FDA warning letter to Intervet Inc. (division of Merck & Co) states Intervet did not report adverse drug events of Vetsulin as required by law. The FDA warning letter was posted May 4, 2010. Caution to pet owners of diabetic dogs and cats.
Issues with Intervet’s Vetsulin has been surfacing for months. According to the recent FDA warning letters (posted May 4, 2010), it appears Merck’s pet drug subsidiary Intervet did not report to the FDA (in three days as required) known serious adverse drug events. htt“Analytical testing conducted by Intervet Inc., revealed several batches of Vetsulin did not meet stability specifications for non-extractable insulin before the end of the drug’s expiration date. FDA’s approvals are conditioned on approved product specifications, such as stability, and therefore, the safety and effectiveness of products outside approved specifications are unknown. Insulin products with product defects such as nonconformance with stability specifications may result in a serious adverse drug event, and therefore are subject to the FAR requirements in 21 CFR 514.80(b)(1). Although Intervet Inc., was aware that analytical data for batch numbers (b)(4), and (b)(4) of Vetsulin showed out of specification results for non-extractable insulin, you did not submit FARs within three working days of first becoming aware of this information. Failure to submit such required reports is a prohibited act under section 301(e) of the Act, 21 [USC 331(e)].” http://www.fda.gov/ICECI/EnforcementActions/WarningLetters/ucm210578.htm
The FDA warning letter did not provide information if Intervet reported the adverse drug events after the three day response time (or if Intervet did not provide this information at all to the FDA).
On May 5, 2010 the FDA issued the following statement regarding Vetsulin…
“The Food and Drug Administration (FDA) announced today a plan to address concerns regarding the supply of Intervet/Schering Plough Animal Health’s (Intervet) Vetsulin (porcine insulin zinc suspension), a product used to treat diabetes in dogs and cats. FDA is allowing Intervet to offer a limited supply of Vetsulin through their Vetsulin Critical-Need Program. The supply is only to be used for a critical-need dog or cat that, in the medical judgment of the pet’s veterinarian, cannot be effectively managed on another insulin product.
In November 2009, FDA announced its concerns about the stability of Vetsulin and recommended that diabetic dogs and cats currently receiving Vetsulin be switched to other insulin products. After publicizing this recommendation, FDA and Intervet heard from many veterinarians and pet owners who expressed significant concerns about specific diabetic dogs and cats which could only be controlled with Vetsulin.
As a result of these concerns, FDA is recommending veterinarians with qualified patients contact Intervet’s Technical Services Department at 800-224-5318, to request enrollment of the patient in the Vetsulin Critical-Need Program. The veterinarian will need to provide the medical rationale for why the patient cannot be effectively controlled using another insulin product.

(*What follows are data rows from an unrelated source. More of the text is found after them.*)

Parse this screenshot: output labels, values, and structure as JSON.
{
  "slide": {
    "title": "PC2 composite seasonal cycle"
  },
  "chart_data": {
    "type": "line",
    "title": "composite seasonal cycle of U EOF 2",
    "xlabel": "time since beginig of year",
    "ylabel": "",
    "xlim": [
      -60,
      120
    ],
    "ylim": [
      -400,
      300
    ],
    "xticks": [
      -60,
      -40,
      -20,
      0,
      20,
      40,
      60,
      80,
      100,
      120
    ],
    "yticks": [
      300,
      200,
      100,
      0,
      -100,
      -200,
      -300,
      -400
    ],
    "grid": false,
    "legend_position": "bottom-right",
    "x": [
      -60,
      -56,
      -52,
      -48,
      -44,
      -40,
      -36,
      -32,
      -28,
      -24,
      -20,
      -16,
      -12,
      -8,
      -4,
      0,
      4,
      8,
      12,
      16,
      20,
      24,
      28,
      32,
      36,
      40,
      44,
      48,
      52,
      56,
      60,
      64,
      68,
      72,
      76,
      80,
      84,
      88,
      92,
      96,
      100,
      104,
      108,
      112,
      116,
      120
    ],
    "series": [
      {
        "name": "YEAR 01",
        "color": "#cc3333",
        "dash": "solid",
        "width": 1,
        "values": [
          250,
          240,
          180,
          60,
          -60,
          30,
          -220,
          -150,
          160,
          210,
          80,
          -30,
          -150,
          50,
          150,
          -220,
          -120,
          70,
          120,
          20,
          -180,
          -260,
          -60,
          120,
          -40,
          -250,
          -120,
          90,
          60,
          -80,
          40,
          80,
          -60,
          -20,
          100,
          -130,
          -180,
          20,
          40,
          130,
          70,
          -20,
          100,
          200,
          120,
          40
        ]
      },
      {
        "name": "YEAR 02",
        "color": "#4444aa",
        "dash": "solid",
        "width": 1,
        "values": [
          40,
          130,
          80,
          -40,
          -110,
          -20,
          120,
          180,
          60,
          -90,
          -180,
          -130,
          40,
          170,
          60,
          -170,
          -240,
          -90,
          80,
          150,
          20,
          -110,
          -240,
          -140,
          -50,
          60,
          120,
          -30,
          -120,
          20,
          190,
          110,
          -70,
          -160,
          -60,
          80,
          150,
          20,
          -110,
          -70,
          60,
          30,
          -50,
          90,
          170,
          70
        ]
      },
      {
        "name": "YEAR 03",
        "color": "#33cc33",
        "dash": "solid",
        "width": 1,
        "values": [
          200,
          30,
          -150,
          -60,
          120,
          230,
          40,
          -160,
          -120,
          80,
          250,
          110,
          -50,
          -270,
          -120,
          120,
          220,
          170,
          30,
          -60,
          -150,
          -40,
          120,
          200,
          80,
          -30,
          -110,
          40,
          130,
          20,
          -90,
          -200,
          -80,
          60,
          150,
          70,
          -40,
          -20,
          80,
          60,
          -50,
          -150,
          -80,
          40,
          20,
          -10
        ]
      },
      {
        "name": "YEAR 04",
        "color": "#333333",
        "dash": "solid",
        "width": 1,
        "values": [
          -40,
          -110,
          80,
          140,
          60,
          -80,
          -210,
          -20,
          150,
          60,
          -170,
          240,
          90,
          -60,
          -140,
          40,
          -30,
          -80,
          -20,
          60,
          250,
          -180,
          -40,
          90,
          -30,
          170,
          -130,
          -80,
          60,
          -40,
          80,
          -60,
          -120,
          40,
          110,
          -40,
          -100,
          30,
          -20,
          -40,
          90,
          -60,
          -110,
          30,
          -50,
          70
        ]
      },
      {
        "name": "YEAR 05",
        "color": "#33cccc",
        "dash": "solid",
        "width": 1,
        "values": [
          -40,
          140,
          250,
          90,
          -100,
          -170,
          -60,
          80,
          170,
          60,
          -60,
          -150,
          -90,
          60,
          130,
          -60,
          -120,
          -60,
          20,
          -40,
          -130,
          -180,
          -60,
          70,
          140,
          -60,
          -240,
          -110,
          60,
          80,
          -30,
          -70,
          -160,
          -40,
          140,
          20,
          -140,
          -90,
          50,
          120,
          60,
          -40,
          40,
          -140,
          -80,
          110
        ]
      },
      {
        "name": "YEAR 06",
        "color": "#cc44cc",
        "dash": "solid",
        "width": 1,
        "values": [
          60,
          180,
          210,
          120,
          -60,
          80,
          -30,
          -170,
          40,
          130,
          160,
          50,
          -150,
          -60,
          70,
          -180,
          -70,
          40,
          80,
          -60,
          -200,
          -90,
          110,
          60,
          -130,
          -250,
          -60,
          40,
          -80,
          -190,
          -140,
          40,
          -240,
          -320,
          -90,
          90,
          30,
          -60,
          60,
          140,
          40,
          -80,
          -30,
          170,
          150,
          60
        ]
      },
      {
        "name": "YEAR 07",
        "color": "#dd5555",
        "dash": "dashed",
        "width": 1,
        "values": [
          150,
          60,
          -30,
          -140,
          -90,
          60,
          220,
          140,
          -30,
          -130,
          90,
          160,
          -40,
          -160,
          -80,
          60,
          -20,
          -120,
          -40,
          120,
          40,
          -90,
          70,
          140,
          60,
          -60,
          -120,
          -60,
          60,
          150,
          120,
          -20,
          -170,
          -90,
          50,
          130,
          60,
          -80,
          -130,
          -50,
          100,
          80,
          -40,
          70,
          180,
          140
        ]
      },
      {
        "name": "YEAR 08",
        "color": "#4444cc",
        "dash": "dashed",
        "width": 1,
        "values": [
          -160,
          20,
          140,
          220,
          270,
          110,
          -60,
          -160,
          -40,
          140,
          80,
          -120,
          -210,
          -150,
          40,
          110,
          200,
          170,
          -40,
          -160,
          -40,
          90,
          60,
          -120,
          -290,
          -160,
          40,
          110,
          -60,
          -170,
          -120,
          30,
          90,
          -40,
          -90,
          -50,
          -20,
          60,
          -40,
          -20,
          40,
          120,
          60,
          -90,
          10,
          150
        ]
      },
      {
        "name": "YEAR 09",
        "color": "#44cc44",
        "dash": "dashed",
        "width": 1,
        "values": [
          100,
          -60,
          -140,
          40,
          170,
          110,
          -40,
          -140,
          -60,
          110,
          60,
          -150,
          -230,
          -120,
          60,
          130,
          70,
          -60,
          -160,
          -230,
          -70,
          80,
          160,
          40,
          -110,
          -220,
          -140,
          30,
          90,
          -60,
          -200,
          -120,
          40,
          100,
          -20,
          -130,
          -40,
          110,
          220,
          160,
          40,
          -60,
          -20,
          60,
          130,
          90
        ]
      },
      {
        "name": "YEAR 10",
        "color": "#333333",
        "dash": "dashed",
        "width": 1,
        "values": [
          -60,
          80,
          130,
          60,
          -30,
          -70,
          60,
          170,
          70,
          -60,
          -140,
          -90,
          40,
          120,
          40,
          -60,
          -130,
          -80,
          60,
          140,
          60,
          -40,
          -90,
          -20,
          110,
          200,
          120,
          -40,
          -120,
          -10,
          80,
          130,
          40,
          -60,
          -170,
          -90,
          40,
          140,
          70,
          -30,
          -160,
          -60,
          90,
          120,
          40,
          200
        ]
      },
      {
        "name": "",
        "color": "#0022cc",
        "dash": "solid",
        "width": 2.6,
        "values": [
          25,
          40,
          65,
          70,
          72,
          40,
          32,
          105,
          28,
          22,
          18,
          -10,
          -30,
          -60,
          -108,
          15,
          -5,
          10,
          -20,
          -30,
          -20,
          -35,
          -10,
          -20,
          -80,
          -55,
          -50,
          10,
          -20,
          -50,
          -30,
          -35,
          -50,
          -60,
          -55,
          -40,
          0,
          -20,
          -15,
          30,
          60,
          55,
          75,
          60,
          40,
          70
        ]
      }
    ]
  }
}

Intervet continues to work with FDA to address concerns associated with the manufacture of Vetsulin. Because Vetsulin may have varying amounts of crystalline zinc insulin in the formulation, it could cause a delay in insulin action and an overall longer duration of insulin activity. Insulin products that do not remain within specification throughout the entire shelf life could potentially result in unpredictable fluctuations in the glucose levels of diabetic patients.
Use of this product under the Critical-Need Program will require close monitoring of the patient, all of which is described in an owner consent form.”